El poeta es profeta, vaticinador,
como los monos congos que aúllan cuando va a llover.
Eso dice Ernesto Cardenal. Y que conste que no dice el novelista o el ensayista, y tampoco aquel que haga unos cuantos poemas artificiosos y que publique un libro o dos o diez –no todo el que me dice Señor, Señor...–, ni siquiera el Artista. El poeta es profeta, sin que el profeta sea necesariamente poeta. El poeta escucha, lee los signos, profetiza –no adivina–, pero sólo como un mono, con lenguaje de mono. No puede, de hecho, cambiar aquello que vaticina, apenas puede anticiparse al hecho, alertar a los otros de lo que viene y esperar al siguiente vaticinio. Que puede no llegar de nuevo nunca.
El poeta es un mono. Me gusta esa idea. Es un mono que salta, que grita, que aúlla, que para la trompa y enseña los dientes. Un mono que anda en manadas, que huele a las hembras, que se pelea con otros monos para aparearse con la hembra en celo, para convertirse en macho alfa. Un mono desconfiado, que arroja piedras y palos al que se le acerque, o bien un mono domesticado que se acostumbra a que le den de comer casi en la boca. Mono salvaje, de colmillos afilados, de músculos enormes –los hay orangutanes, admirables–, o un mono de zoológico. Un mono de circo, monitos cilindreros que dan pena.
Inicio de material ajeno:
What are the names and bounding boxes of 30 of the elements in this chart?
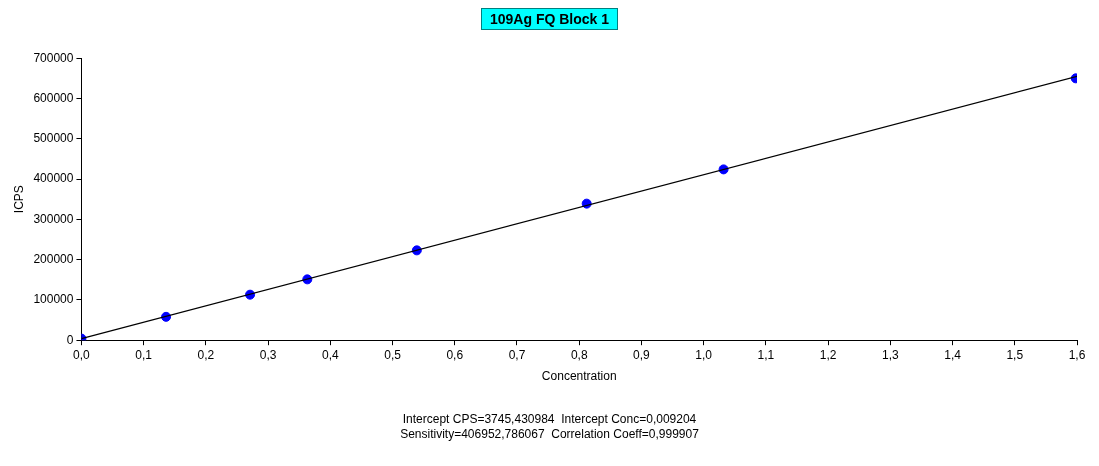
x-tick-label: 1,3 — [881, 347, 899, 362]
x-tick-label: 1,5 — [1006, 347, 1024, 362]
x-tick-label: 0,6 — [446, 347, 464, 362]
y-tick-label: 500000 — [33, 131, 74, 146]
x-tick-label: 1,6 — [1068, 347, 1086, 362]
text: Intercept CPS=3745,430984 Intercept Conc=0,009204 — [401, 412, 698, 427]
x-tick-label: 0,2 — [197, 347, 215, 362]
x-tick-label: 0,9 — [633, 347, 651, 362]
y-tick-label: 100000 — [33, 292, 74, 307]
x-tick-label: 0,4 — [321, 347, 339, 362]
y-axis-title: ICPS — [11, 185, 26, 214]
x-tick-label: 0,8 — [570, 347, 588, 362]
y-tick-label: 0 — [66, 332, 74, 347]
x-tick-label: 0,0 — [73, 347, 91, 362]
y-tick-label: 400000 — [33, 171, 74, 186]
chart-title: 109Ag FQ Block 1 — [480, 8, 619, 30]
y-tick-label: 600000 — [33, 90, 74, 105]
y-tick-label: 700000 — [33, 50, 74, 65]
x-tick-label: 0,3 — [259, 347, 277, 362]
x-tick-label: 0,1 — [135, 347, 153, 362]
y-tick-label: 300000 — [33, 211, 74, 226]
x-axis-title: Concentration — [541, 369, 617, 384]
x-tick-label: 1,1 — [757, 347, 775, 362]
y-tick-label: 200000 — [33, 251, 74, 266]
x-tick-label: 1,2 — [819, 347, 837, 362]
text: Sensitivity=406952,786067 Correlation Coeff=0,999907 — [399, 427, 700, 442]
x-tick-label: 1,4 — [944, 347, 962, 362]
x-tick-label: 1,0 — [695, 347, 713, 362]
x-tick-label: 0,5 — [384, 347, 402, 362]
x-tick-label: 0,7 — [508, 347, 526, 362]
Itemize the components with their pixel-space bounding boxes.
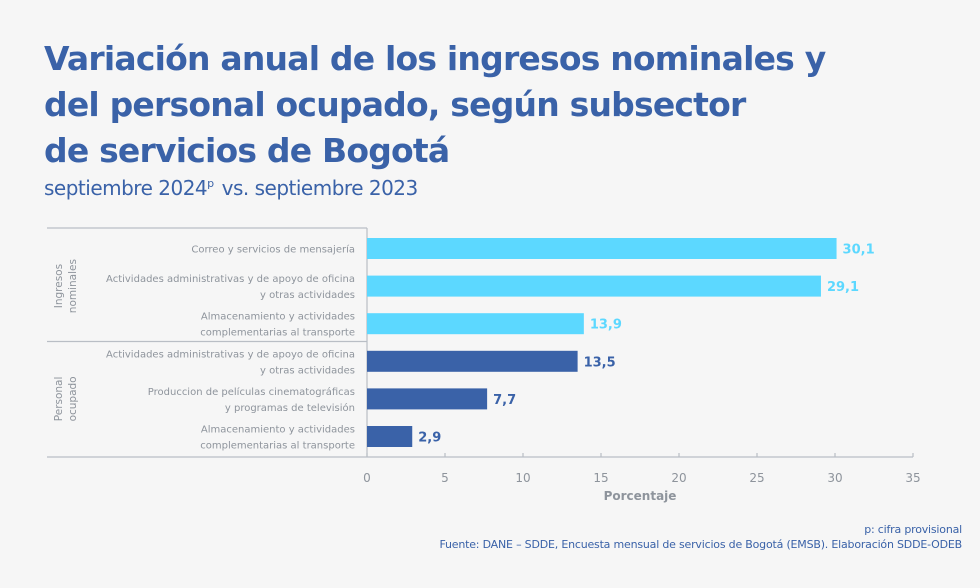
category-label: Almacenamiento y actividades bbox=[201, 312, 355, 323]
category-label: y programas de televisión bbox=[225, 402, 355, 414]
category-label: Produccion de películas cinematográficas bbox=[148, 386, 355, 398]
bar bbox=[367, 275, 821, 297]
category-label: complementarias al transporte bbox=[200, 328, 355, 339]
category-label: Almacenamiento y actividades bbox=[201, 425, 355, 436]
bar bbox=[367, 350, 578, 372]
chart-title: Variación anual de los ingresos nominale… bbox=[44, 36, 944, 174]
group-label: ocupado bbox=[67, 376, 79, 421]
category-label: Actividades administrativas y de apoyo d… bbox=[106, 274, 355, 285]
bar bbox=[367, 238, 837, 259]
x-axis-title: Porcentaje bbox=[604, 489, 677, 503]
category-label: Actividades administrativas y de apoyo d… bbox=[106, 349, 355, 360]
bar-value-label: 7,7 bbox=[493, 393, 516, 408]
x-tick-label: 20 bbox=[671, 471, 686, 485]
bar bbox=[367, 426, 413, 447]
source-note: Fuente: DANE – SDDE, Encuesta mensual de… bbox=[439, 538, 962, 551]
category-label: y otras actividades bbox=[260, 365, 355, 376]
category-label: Correo y servicios de mensajería bbox=[191, 244, 355, 256]
subtitle-period-current: septiembre 2024 bbox=[44, 176, 208, 200]
chart-title-line-3: de servicios de Bogotá bbox=[44, 131, 450, 170]
x-tick-label: 15 bbox=[593, 471, 608, 485]
chart-title-line-2: del personal ocupado, según subsector bbox=[44, 85, 746, 124]
group-label: nominales bbox=[67, 259, 79, 313]
bar-value-label: 30,1 bbox=[843, 243, 875, 258]
footnote: p: cifra provisional bbox=[864, 523, 962, 536]
bar bbox=[367, 388, 488, 410]
x-tick-label: 5 bbox=[441, 471, 449, 485]
x-tick-label: 35 bbox=[905, 471, 920, 485]
x-tick-label: 25 bbox=[749, 471, 764, 485]
subtitle-period-previous: vs. septiembre 2023 bbox=[221, 176, 419, 200]
provisional-marker: p bbox=[207, 177, 214, 190]
chart-title-line-1: Variación anual de los ingresos nominale… bbox=[44, 39, 826, 78]
chart-subtitle: septiembre 2024p vs. septiembre 2023 bbox=[44, 176, 418, 200]
bar-value-label: 13,9 bbox=[590, 318, 622, 333]
bar-value-label: 13,5 bbox=[584, 355, 616, 370]
bar bbox=[367, 313, 584, 335]
category-label: y otras actividades bbox=[260, 290, 355, 301]
category-label: complementarias al transporte bbox=[200, 441, 355, 452]
group-label: Ingresos bbox=[53, 264, 65, 308]
x-tick-label: 0 bbox=[363, 471, 371, 485]
group-label: Personal bbox=[53, 377, 65, 422]
bar-value-label: 29,1 bbox=[827, 280, 859, 295]
bar-value-label: 2,9 bbox=[418, 431, 441, 446]
x-tick-label: 10 bbox=[515, 471, 530, 485]
x-tick-label: 30 bbox=[827, 471, 842, 485]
Lo que quiero decir es que el poeta, igual que el crack del futbol, no es, ni será nunca, el hombre perfecto, el hombre modelo. El poeta es fundamentalmente culpable del pecado que le costó la Eternidad a Lucifer, el que cantaba Su gloria y codició tenerla, y por eso siempre estará manchado de pecado. El poeta escucha la voz de Dios entre otras voces –o escucha alguna entre esas otras voces–, y en sus manos está reconocerlo o ensoberbecerse de su propia voz. A la altura de Dios mismo, pero sólo por unos cuantos segundos. Después es arrojado a la tierra, humillado, reducido a lo humano. Su propia redención está en el poema, en el reconocimiento de su lugar –tan insignificante en realidad– como simple semáforo de lo Divino.
Y después de todo, si somos honestos, nadie quiere a alguien que no se equivoque, que sea perfecto e implacable. No en los hombres, pues. Seguramente resulta admirable, sí, que alguien viva su vida sin errores, con precisión milimétrica, que nazca, crezca, que se reproduzca –o no, si somos puritanos– y muera. Que no beba, que no coma en exceso y no se deleite en la comida, que trabaje mucho y ahorre y no codicie nada, que nunca corra riesgos. Porque como mi papá dice, el único que nunca se equivoca es el que nunca corre riesgos. Y el propio Cristo comía y bebía y se alegraba, y siendo perfecto en esta Tierra se manchó como nadie con todos los pecados, y sólo entonces trascendió la Muerte.
Lo que quiero decir es que el poeta corre riesgos, se aventura, y es precisamente en ese atrevimiento que la poesía lo escoge. Como dice Pound, el poeta podrá ser el hombre más vicioso, el más despreciable, un ladrón, un comilón y bebedor de vino, un asesino, un cobrador de impuestos, un fugitivo de la ley, un avaro y egoísta, pero cuando se encuentra con la poesía, entonces nada de eso importa. Wordsworth era un gran poeta, pero estaba demasiado cerca del orden. Por eso preferimos a Blake, por eso a Hölderlin, porque se balanceaban peligrosamente en sobre el riesgo, sobre la cuerda floja de la enfermedad mental. Lo mismo pasó con Maradona, y en menor medida, con Zidane. Ambos hacían poesía, simple y sencillamente porque se anticipaban al hecho. Como si caminaran en otro tiempo, en un segundo antes que el resto de nosotros.
Después se equivocaron, sí, y esa equivocación los regresó al lugar que corresponde a todo hombre. Yo puedo decir, por ejemplo, que soy mejor que Maradona en muchas cosas, menos en el futbol, y eso lo hace casi invulnerable. En su documental, Kusturica dice que, si Maradona no se hubiera vuelto cocainómano, se hubiera vuelto un santo, un hombre sobrenatural, implacable, que trasciende la figura de lo humano y que se vuelve un ídolo. La cocaína lo puso en su lugar, tan hombre como el resto de nosotros.